Imagine being separated from your mother and two brothers knowing you’d never see them again, seeing children beaten to death and the smell of burning flesh constantly around you. This was a reality for Mindu who spent a year in Auschwitz. She, and six million others, experienced things that no human ever should. At just 12 years old, she was forced onto a train with her mother, two brothers and sister; for three days she was stuck in a cattle cart with seventy other innocent Jewish people. They were given no food, no place to excrete and they didn’t see the light of day for the duration of the journey. The suffering had already started and they hadn’t even entered Auschwitz yet.
“There was an immediate air of shock and panic, and SS guards set out to disorientate and scare you.’’
Upon arrival, they were stripped of their clothes and possession, as well as their dignity, and put into groups based upon skills. Those who had a skill, for example Mindu could sew, were taken to work houses, those who had no skill were immediately taken to the gas chambers and murdered. There was no mercy in Auschwitz. A fellow inmate told Mindu and her sister to lie about their age to avoid immediate execution. However, her mother and two brothers lacked any relevant skills and were set to the gas chambers. Mindu never saw them again.
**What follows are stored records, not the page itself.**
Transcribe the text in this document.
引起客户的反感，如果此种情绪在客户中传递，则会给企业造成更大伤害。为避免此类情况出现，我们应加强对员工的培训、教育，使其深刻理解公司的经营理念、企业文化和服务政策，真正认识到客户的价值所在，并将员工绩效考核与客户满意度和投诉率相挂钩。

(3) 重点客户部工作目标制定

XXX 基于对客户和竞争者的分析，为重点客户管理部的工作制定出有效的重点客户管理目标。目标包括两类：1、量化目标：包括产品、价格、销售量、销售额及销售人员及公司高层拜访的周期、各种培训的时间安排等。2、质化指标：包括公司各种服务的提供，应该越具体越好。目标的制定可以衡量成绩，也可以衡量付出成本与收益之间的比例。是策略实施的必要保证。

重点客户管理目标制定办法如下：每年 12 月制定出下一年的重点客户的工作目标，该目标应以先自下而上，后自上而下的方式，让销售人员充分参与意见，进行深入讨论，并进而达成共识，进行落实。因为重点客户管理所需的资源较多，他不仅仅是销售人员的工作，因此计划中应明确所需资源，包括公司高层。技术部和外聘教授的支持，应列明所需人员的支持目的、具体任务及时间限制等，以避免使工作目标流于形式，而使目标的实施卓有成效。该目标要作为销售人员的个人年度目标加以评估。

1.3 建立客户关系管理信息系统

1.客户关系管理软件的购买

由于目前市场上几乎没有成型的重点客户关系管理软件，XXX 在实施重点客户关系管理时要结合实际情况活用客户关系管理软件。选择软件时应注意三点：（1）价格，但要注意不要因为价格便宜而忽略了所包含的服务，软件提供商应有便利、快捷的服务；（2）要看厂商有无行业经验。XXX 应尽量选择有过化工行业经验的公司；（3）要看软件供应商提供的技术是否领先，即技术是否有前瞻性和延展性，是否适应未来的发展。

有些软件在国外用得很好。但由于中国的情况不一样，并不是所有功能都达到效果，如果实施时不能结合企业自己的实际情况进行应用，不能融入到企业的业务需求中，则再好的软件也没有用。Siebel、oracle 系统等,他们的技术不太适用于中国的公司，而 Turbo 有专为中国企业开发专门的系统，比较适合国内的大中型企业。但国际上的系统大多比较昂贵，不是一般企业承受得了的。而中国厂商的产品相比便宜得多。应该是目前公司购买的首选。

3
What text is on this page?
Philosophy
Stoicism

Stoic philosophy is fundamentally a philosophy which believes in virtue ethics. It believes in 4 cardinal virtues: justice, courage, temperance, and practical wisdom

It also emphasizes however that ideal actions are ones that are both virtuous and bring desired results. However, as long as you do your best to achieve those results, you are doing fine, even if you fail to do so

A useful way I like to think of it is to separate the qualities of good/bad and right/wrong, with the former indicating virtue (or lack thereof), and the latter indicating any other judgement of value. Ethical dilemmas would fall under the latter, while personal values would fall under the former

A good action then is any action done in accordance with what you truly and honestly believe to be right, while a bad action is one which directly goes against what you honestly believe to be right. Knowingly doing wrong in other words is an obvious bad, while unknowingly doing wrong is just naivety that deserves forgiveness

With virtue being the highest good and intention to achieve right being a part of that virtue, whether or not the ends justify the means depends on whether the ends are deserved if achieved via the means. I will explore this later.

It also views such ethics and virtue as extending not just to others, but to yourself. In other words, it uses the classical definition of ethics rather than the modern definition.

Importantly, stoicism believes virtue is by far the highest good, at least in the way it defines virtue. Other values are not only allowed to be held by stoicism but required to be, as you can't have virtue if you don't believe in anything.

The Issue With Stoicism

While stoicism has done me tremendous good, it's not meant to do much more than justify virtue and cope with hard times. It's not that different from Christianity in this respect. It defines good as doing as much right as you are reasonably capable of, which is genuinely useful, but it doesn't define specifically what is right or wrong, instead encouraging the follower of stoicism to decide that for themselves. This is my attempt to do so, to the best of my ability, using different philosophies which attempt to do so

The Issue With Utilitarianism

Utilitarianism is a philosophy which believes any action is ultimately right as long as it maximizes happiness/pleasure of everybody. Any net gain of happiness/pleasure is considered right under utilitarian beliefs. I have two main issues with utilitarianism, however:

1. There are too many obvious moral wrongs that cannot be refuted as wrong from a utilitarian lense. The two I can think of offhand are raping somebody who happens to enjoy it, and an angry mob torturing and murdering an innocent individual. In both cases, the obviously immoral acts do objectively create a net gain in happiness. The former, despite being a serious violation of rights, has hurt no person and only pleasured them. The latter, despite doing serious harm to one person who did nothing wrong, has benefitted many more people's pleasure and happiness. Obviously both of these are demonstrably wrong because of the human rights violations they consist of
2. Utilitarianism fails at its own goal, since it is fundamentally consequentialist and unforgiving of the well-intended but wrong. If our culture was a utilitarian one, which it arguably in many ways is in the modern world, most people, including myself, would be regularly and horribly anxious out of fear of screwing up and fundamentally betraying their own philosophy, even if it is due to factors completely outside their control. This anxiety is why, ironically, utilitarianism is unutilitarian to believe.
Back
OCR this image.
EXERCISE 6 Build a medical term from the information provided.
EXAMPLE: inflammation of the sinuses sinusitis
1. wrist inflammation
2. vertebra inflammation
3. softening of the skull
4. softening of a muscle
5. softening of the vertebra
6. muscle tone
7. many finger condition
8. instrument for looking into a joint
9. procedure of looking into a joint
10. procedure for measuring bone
For the next year and a half, she looked death in the face daily at the afternoon roll call where the ‘Angel of Death’ would pick inmates to conduct his experiments on. Four hours they waited, not knowing whether they’d survive or not. Nights spent shivering in the icy winds with no beds, blankets even warm clothes. 70 people to one block conditions were extremely cramped. Guards roamed the camp striking at inmates whenever they felt like it.
After being sent to Auschwitz-Birkenau in 1942 Mindu and her sister were sent to an underground ammunitions factory hidden in Polish woodland, which would ultimately secure their survival. Girls aged at young as 11 would slave all the day receiving burns from the oil they poured into containers. They managed to survive until the end of the war despite constant hunger, brutal treatment and the threat of disease. Mindu said even though conditions were awful they weren’t as horrific as Auschwitz.
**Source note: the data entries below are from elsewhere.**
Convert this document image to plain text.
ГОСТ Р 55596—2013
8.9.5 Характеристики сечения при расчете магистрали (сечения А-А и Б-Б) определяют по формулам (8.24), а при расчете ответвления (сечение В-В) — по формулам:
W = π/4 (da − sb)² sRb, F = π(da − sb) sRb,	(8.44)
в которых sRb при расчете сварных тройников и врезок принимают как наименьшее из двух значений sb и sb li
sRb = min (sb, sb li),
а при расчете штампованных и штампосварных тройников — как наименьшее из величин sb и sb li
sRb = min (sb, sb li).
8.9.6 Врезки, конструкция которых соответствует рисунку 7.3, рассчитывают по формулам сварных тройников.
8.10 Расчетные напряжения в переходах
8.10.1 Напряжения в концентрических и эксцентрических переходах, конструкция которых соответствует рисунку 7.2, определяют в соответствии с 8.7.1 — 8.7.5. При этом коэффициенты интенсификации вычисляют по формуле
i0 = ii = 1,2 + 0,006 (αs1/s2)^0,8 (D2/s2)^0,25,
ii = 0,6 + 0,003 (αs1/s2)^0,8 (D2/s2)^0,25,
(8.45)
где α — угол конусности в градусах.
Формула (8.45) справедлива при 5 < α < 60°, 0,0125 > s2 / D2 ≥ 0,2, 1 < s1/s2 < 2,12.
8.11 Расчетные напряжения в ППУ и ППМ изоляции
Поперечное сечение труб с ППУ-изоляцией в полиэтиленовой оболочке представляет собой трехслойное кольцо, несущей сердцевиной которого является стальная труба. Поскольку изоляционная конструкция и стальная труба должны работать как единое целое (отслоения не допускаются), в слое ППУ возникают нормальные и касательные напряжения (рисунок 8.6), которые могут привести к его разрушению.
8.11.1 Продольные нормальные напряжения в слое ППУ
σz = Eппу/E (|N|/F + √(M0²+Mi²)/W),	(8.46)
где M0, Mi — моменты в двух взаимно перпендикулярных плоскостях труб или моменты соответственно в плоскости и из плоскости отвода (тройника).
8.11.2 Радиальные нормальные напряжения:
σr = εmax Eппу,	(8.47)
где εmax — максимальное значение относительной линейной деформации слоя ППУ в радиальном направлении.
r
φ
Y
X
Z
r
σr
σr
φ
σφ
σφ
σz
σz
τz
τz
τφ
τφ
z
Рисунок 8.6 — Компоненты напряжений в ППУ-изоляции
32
“When people ask how I survived, I always tell them the same thing – sheer luck,”
This year’s theme of the Holocaust Memorial Day is the power of words and throughout the talk Mindu emphasised the importance of passing on her story ensuring that it is never forgotten. We as the younger generation have the responsibility to pass on the survivor stories. It may have been a harrowing and sickening event however we should never disregard what happened. We owe it to the millions of innocent people who were brutally executed throughout the many genocides in history to never forget them.
“I feel it is my duty to express in my words, what we suffered there and to convey the message that it is wrong to stand by when others are being persecuted.”